Last week, we watched a movie called Agora. The film took place in the late 4th and early 5th centuries C.E., during a time of Roman decline, growing Christian power and a tragic loss of human knowledge.

Agora centers around the great Library at Alexandria, which was already several hundreds of years old by that time. The protagonist is Hypatia – daughter of one of the respected leaders of the university, and herself a successful mathematician, astronomer, philosopher and teacher.

Long and bloody story short, the Jews, Christians and Pagans living in Alexandria with Hyaptia did not get along. As religion so often does, it drew lines, created misconceptions and led to horrible fighting. The library and its scholars came to be seen as protectors of godless activity and witchcraft. Hyaptia especially was targeted as one of the last philosophers, a pagan and a woman. Without giving away the ending, I’ll just say that her treatment, and that of the library itself, at the hands of the Christians is ghastly.

Side note: I thought some of the cinematography was fabulous – shooting from heights and angles that made the people look like scurrying swarms of ants. Ah, metaphor.

Of course, Agora gives us one version of the possible means of destruction of the library. Some think it was Julius CaesarĀ  over 300 years before, or Moslem Caliph Omar more than 200 years later. Whatever the truth is, Hypatia the historical figure remains a symbol of what human learning and knowledge once were, and the devastation that closed minds and hatred can wreak upon them.

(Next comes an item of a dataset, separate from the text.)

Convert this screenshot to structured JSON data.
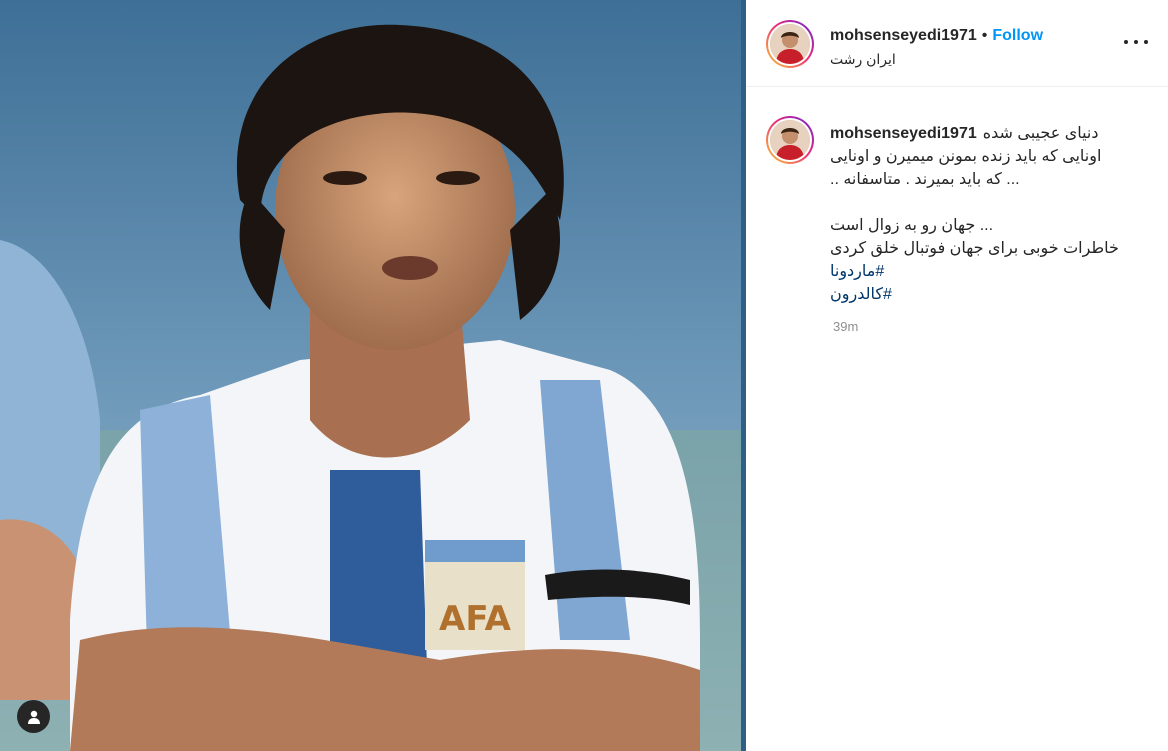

I didn’t know about Hypatia before seeing the film, but my husband was aware through the monologues of Carl Sagan in his last episode of Cosmos. I watched that episode, and was further annoyed by how often this sort of thing still takes place. None of us like to be “taught” by people and groups we don’t agree with on a base level. Liberals stick to liberal media, conservatives to conservative outlets. Many Christians don’t want their kids taught evolution in school, and atheists don’t want to see the Biblical commandments on government buildings. Each of these groups is entitled to its preferences, but it might not hurt to go out of the comfort zone now and then. See where the other side is coming from.

Really, between us, humans have a lot more similarities than differences. And unless his differences are truly harming her, she should simply accept them and go about her life.

Beyond that, if someone I don’t generally agree with is offering some fantastic knowledge, I should see the benefit of paying attention.

Happily, they’ve rebuilt the Library at Alexandria, the New Bibliotheca Alexandrina. I take it as a good sign, and a reminder to myself (who’s just as guilty as anyone else of wearing cultural blinders) that everything we do has a butterfly effect, albeit a blip on the screen, and that we better screw up as little as possible.